Animal cruelty and good stewardship

Chicago mayor Richard Daley supports repealing the ban on Foie gras. Foie gras is a "delicacy" created by force-feeding fowl until their livers swell unnaturally large. He called it "the funniest law they ever passed".

As I have made clear over the years, I am no animal-rights activist. I think the campaign by animal-rights jihadists to abolish all biomedical research is terribly destructive and immoral. However, I do not believe in animal cruelty, and I support laws forbidding the practice.

There is no "need" for Foie gras in this or any other country. It is a luxury created through terrible pain and suffering inflicted on these poor birds. I think society benefits by making a moral statement that torturing God's creatures is wrong and will not be allowed. I vehemently disagree with Mayor Daley's statement that the law is "funny", because torturing animals is not funny.

I cannot help but wonder how many of these City Councilors would support a ban on the cruel and inhuman procedure of abortion. Why are we so moved at the suffering of animals and yet ignore the killing that goes on in our cities under the protection of law? Where are this society's priorities?
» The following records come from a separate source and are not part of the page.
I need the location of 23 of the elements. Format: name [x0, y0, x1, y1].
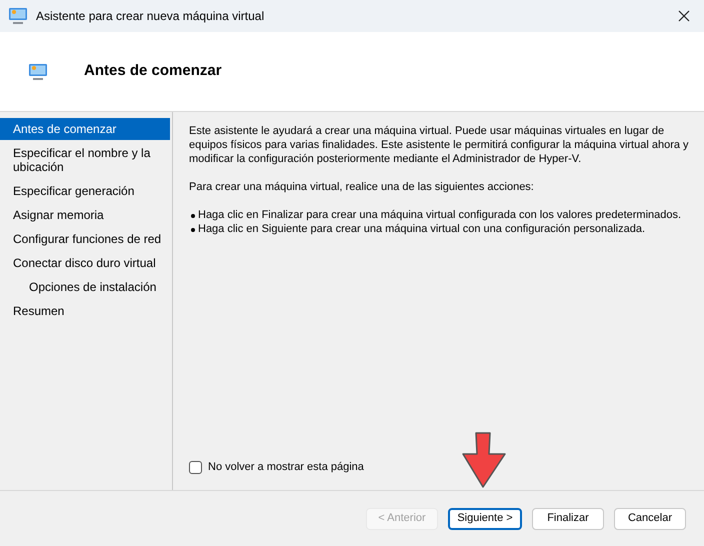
page-heading: Antes de comenzar [84, 61, 222, 82]
wizard-step[interactable]: Antes de comenzar [0, 118, 170, 140]
description-text: Para crear una máquina virtual, realice una de las siguientes acciones: [189, 180, 535, 194]
bullet-text: Haga clic en Finalizar para crear una máquina virtual configurada con los valores predeterminados. [198, 208, 682, 222]
arrow-icon [461, 432, 507, 489]
wizard-step[interactable]: Especificar el nombre y la ubicación [0, 142, 170, 178]
monitor-icon [28, 62, 48, 80]
wizard-step[interactable]: Conectar disco duro virtual [0, 252, 170, 274]
wizard-step[interactable]: Asignar memoria [0, 204, 170, 226]
checkbox-label: No volver a mostrar esta página [208, 460, 364, 474]
wizard-step[interactable]: Especificar generación [0, 180, 170, 202]
wizard-step[interactable]: Opciones de instalación [0, 276, 170, 298]
bullet-text: Haga clic en Siguiente para crear una máquina virtual con una configuración personalizada. [198, 222, 645, 236]
wizard-step[interactable]: Configurar funciones de red [0, 228, 170, 250]
checkbox[interactable] [189, 460, 202, 474]
wizard-step[interactable]: Resumen [0, 300, 170, 322]
wizard-button[interactable]: Siguiente > [448, 508, 522, 530]
monitor-icon [8, 7, 28, 25]
wizard-button[interactable]: Finalizar [532, 508, 604, 530]
description-text: Este asistente le ayudará a crear una máquina virtual. Puede usar máquinas virtuales en lugar de equipos físicos para varias finalidades. Este asistente le permitirá configurar la máquina virtual ahora y modificar la configuración posteriormente mediante el Administrador de Hyper-V. [189, 124, 690, 166]
window-title: Asistente para crear nueva máquina virtual [36, 8, 264, 25]
wizard-button[interactable]: Cancelar [614, 508, 686, 530]
close-icon [678, 10, 690, 22]
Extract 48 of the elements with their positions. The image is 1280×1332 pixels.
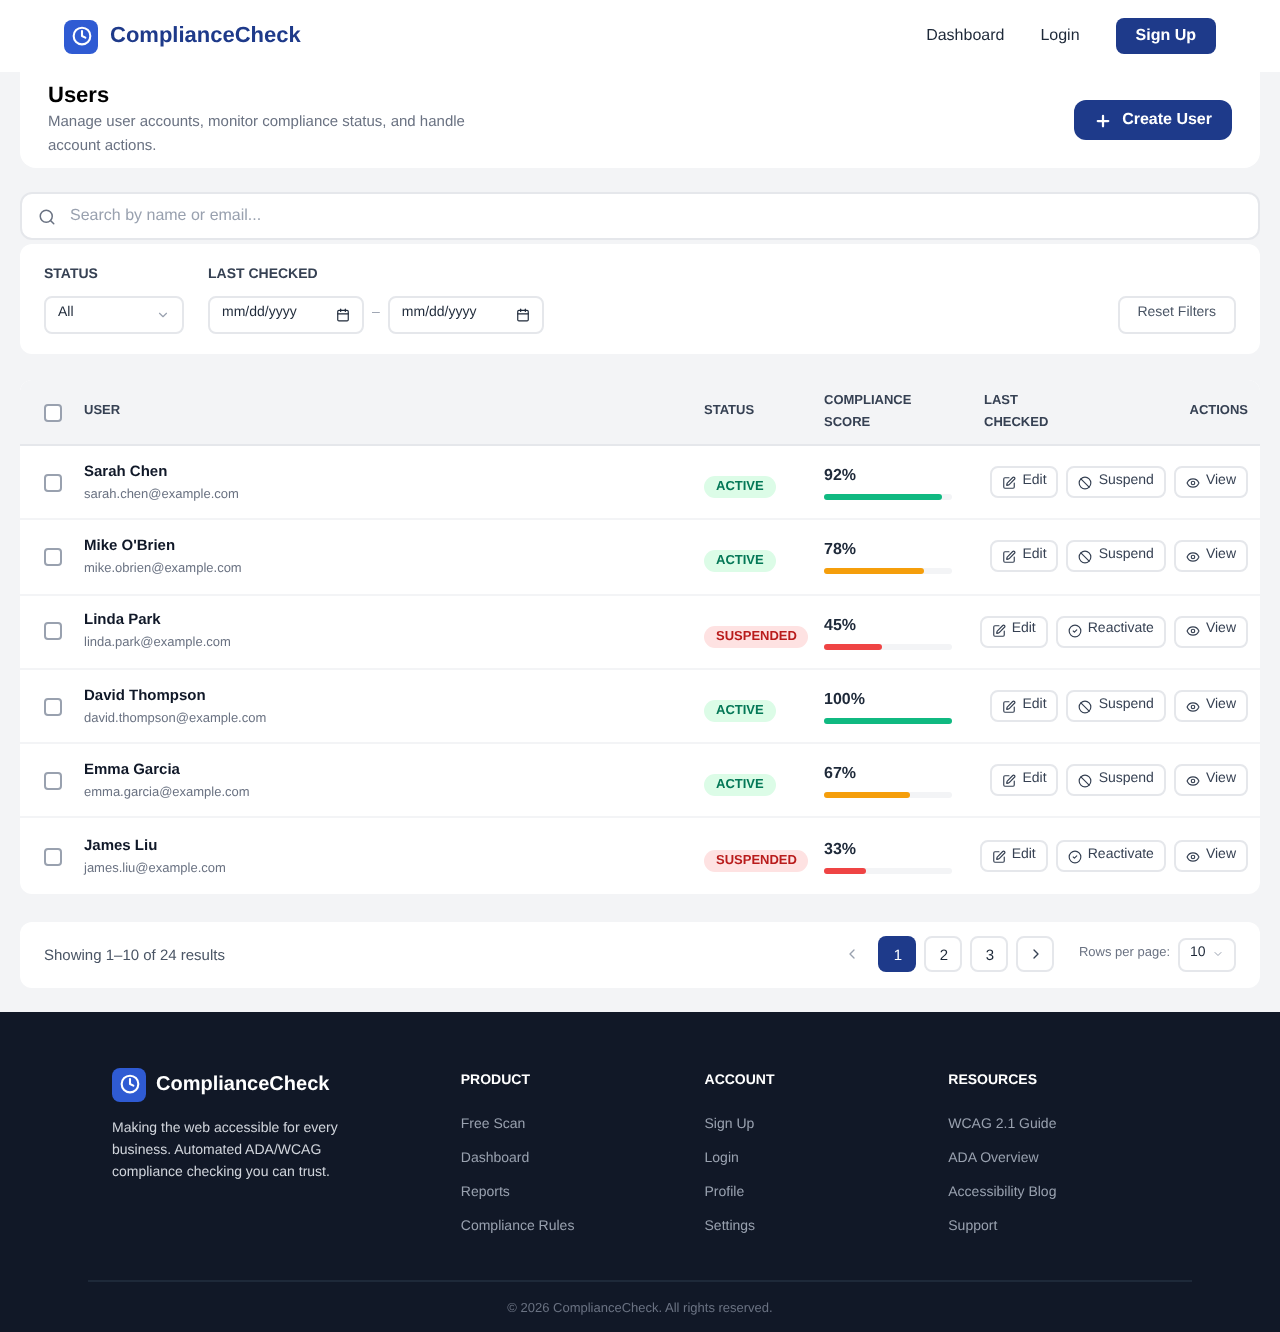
compliance-score: 78%: [824, 538, 859, 563]
compliance-score: 100%: [824, 688, 867, 713]
pencil-icon: [1002, 699, 1017, 714]
compliance-score: 33%: [824, 838, 859, 863]
ban-icon: [1078, 773, 1093, 788]
calendar-icon: [515, 308, 530, 322]
checkbox[interactable]: [43, 697, 61, 716]
logo-icon: [112, 1067, 146, 1102]
checkbox[interactable]: [43, 847, 61, 866]
nav-link[interactable]: Dashboard: [926, 24, 1005, 48]
search-input[interactable]: Search by name or email...: [70, 204, 1242, 228]
checkbox[interactable]: [43, 547, 61, 566]
pencil-icon: [1002, 549, 1017, 564]
checkbox[interactable]: [43, 473, 61, 492]
eye-icon: [1185, 773, 1200, 788]
check-circle-icon: [1067, 849, 1082, 864]
eye-icon: [1185, 475, 1200, 490]
pencil-icon: [1002, 773, 1017, 788]
logo-icon: [64, 19, 98, 53]
sign-up-button[interactable]: Sign Up: [1115, 18, 1216, 54]
ban-icon: [1078, 699, 1093, 714]
nav-link[interactable]: Login: [1040, 24, 1080, 48]
calendar-icon: [336, 308, 350, 322]
checkbox[interactable]: [43, 771, 61, 790]
ban-icon: [1078, 475, 1093, 490]
search-field[interactable]: Search by name or email...: [20, 192, 1260, 240]
eye-icon: [1185, 699, 1200, 714]
plus-icon: [1094, 111, 1113, 129]
checkbox[interactable]: [43, 622, 61, 641]
eye-icon: [1185, 549, 1200, 564]
brand-name: ComplianceCheck: [110, 21, 301, 52]
check-circle-icon: [1067, 624, 1082, 639]
checkbox[interactable]: [43, 403, 61, 421]
create-user-button[interactable]: Create User: [1074, 100, 1232, 140]
footer-brand: ComplianceCheck: [156, 1071, 330, 1100]
ban-icon: [1078, 549, 1093, 564]
chevron-down-icon: [1212, 948, 1224, 961]
eye-icon: [1185, 849, 1200, 864]
page-title: Users: [48, 83, 112, 107]
eye-icon: [1185, 624, 1200, 639]
chevron-down-icon: [156, 308, 170, 322]
compliance-score: 92%: [824, 464, 859, 489]
compliance-score: 45%: [824, 613, 859, 638]
pencil-icon: [991, 849, 1006, 864]
compliance-score: 67%: [824, 762, 859, 787]
search-icon: [38, 207, 56, 225]
pencil-icon: [1002, 475, 1017, 490]
pencil-icon: [991, 624, 1006, 639]
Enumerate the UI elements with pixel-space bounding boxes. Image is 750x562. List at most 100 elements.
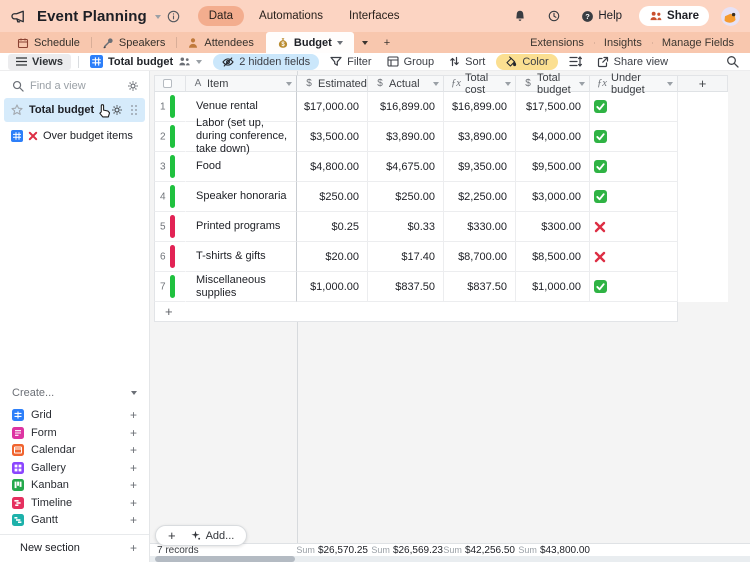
cell-total-budget[interactable]: $17,500.00 [516, 92, 590, 122]
info-icon[interactable] [167, 10, 180, 23]
drag-handle-icon[interactable] [131, 105, 137, 115]
sidebar-view-total-budget[interactable]: Total budget [4, 98, 145, 122]
notifications-bell-icon[interactable] [506, 9, 534, 23]
avatar[interactable] [721, 6, 740, 26]
cell-total-cost[interactable]: $9,350.00 [444, 152, 516, 182]
sum-actual[interactable]: Sum $26,569.23 [371, 545, 443, 556]
table-tab-speakers[interactable]: Speakers [90, 32, 176, 53]
cell-estimated[interactable]: $17,000.00 [297, 92, 368, 122]
help-button[interactable]: ? Help [574, 10, 629, 23]
cell-item[interactable]: Labor (set up, during conference, take d… [186, 117, 297, 155]
gear-icon[interactable] [111, 104, 123, 116]
new-section-row[interactable]: New section + [0, 534, 149, 554]
share-view-button[interactable]: Share view [593, 55, 672, 69]
cell-under-budget[interactable] [590, 182, 678, 212]
create-timeline-view[interactable]: Timeline + [0, 494, 149, 512]
cell-item[interactable]: T-shirts & gifts [186, 242, 297, 272]
extensions-link[interactable]: Extensions [520, 37, 594, 49]
cell-total-cost[interactable]: $837.50 [444, 272, 516, 302]
add-view-button[interactable]: + [130, 409, 137, 421]
cell-under-budget[interactable] [590, 152, 678, 182]
history-icon[interactable] [540, 9, 568, 23]
nav-tab-interfaces[interactable]: Interfaces [338, 6, 411, 26]
cell-total-cost[interactable]: $3,890.00 [444, 122, 516, 152]
cell-estimated[interactable]: $250.00 [297, 182, 368, 212]
gear-icon[interactable] [127, 80, 139, 92]
cell-under-budget[interactable] [590, 242, 678, 272]
cell-item[interactable]: Printed programs [186, 212, 297, 242]
cell-total-cost[interactable]: $2,250.00 [444, 182, 516, 212]
cell-estimated[interactable]: $1,000.00 [297, 272, 368, 302]
add-row-button[interactable]: + [154, 302, 678, 322]
add-section-button[interactable]: + [130, 542, 137, 554]
add-view-button[interactable]: + [130, 427, 137, 439]
column-chevron-icon[interactable] [286, 81, 292, 86]
create-calendar-view[interactable]: Calendar + [0, 442, 149, 460]
sum-total-budget[interactable]: Sum $43,800.00 [518, 545, 590, 556]
row-number-cell[interactable]: 7 [154, 272, 186, 302]
add-with-templates-button[interactable]: Add... [186, 530, 247, 542]
sort-button[interactable]: Sort [445, 55, 489, 69]
color-button[interactable]: Color [496, 53, 558, 70]
view-chevron-down-icon[interactable] [196, 59, 203, 64]
add-view-button[interactable]: + [130, 444, 137, 456]
table-tab-schedule[interactable]: Schedule [6, 32, 91, 53]
column-header-under-budget[interactable]: ƒx Under budget [590, 72, 678, 96]
view-switcher[interactable]: Total budget [86, 54, 206, 69]
cell-actual[interactable]: $4,675.00 [368, 152, 444, 182]
cell-under-budget[interactable] [590, 92, 678, 122]
sum-estimated[interactable]: Sum $26,570.25 [296, 545, 368, 556]
column-chevron-icon[interactable] [579, 81, 585, 86]
select-all-checkbox[interactable] [163, 79, 172, 88]
create-header[interactable]: Create... [0, 387, 149, 407]
cell-total-budget[interactable]: $4,000.00 [516, 122, 590, 152]
column-chevron-icon[interactable] [505, 81, 511, 86]
create-gantt-view[interactable]: Gantt + [0, 512, 149, 530]
tab-list-chevron-icon[interactable] [354, 32, 376, 53]
column-header-estimated[interactable]: $ Estimated [297, 75, 377, 92]
sidebar-view-over-budget-items[interactable]: Over budget items [0, 125, 149, 147]
tab-chevron-down-icon[interactable] [336, 40, 343, 45]
add-field-button[interactable]: + [678, 75, 728, 92]
cell-estimated[interactable]: $3,500.00 [297, 122, 368, 152]
add-record-button[interactable]: + [156, 528, 186, 543]
add-view-button[interactable]: + [130, 462, 137, 474]
cell-under-budget[interactable] [590, 212, 678, 242]
add-view-button[interactable]: + [130, 479, 137, 491]
row-number-cell[interactable]: 2 [154, 122, 186, 152]
cell-estimated[interactable]: $4,800.00 [297, 152, 368, 182]
cell-total-budget[interactable]: $8,500.00 [516, 242, 590, 272]
cell-total-budget[interactable]: $3,000.00 [516, 182, 590, 212]
cell-actual[interactable]: $16,899.00 [368, 92, 444, 122]
add-table-button[interactable]: + [376, 32, 398, 53]
add-view-button[interactable]: + [130, 497, 137, 509]
row-number-cell[interactable]: 1 [154, 92, 186, 122]
insights-link[interactable]: Insights [593, 37, 652, 49]
select-all-cell[interactable] [154, 75, 186, 92]
row-number-cell[interactable]: 3 [154, 152, 186, 182]
column-header-total-cost[interactable]: ƒx Total cost [444, 72, 516, 96]
filter-button[interactable]: Filter [326, 55, 375, 69]
cell-actual[interactable]: $3,890.00 [368, 122, 444, 152]
column-header-actual[interactable]: $ Actual [368, 75, 444, 92]
group-button[interactable]: Group [383, 55, 439, 69]
row-height-button[interactable] [565, 55, 586, 68]
row-number-cell[interactable]: 4 [154, 182, 186, 212]
cell-under-budget[interactable] [590, 122, 678, 152]
nav-tab-automations[interactable]: Automations [248, 6, 334, 26]
cell-actual[interactable]: $837.50 [368, 272, 444, 302]
horizontal-scrollbar[interactable] [150, 556, 750, 562]
create-grid-view[interactable]: Grid + [0, 407, 149, 425]
column-header-total-budget[interactable]: $ Total budget [516, 72, 590, 96]
cell-total-cost[interactable]: $16,899.00 [444, 92, 516, 122]
find-view-input[interactable] [30, 80, 121, 92]
create-form-view[interactable]: Form + [0, 424, 149, 442]
cell-item[interactable]: Miscellaneous supplies [186, 272, 297, 302]
manage-fields-link[interactable]: Manage Fields [651, 37, 744, 49]
row-number-cell[interactable]: 5 [154, 212, 186, 242]
cell-actual[interactable]: $250.00 [368, 182, 444, 212]
cell-actual[interactable]: $17.40 [368, 242, 444, 272]
views-button[interactable]: Views [8, 53, 71, 70]
table-tab-attendees[interactable]: Attendees [176, 32, 265, 53]
search-icon[interactable] [726, 55, 742, 68]
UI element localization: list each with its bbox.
At the national level, the House of Representatives recently passed a bill that would effectively ban killing horses for human consumption. This raises another question: why is eating a horse any more or less moral than eating a cow or a deer? Why is a horse on a higher moral plane than the ground-up cow that you consume at McDonalds or the venison consumed by friends and family of deer hunters?

I would be very interested to hear the answer to this question.

As to the bill itself, I have a major problem with this being done by the federal government. This should be a state matter, and the federal government should stay out of it. If some states want to ban the practice of slaughtering horses for human consumption but others do not, they should all have the right to make that decision for themselves. In a nation of nearly 300 million people that stretches all the way across the continent, this is not something that 535 legislators in one city on the East Coast should be deciding.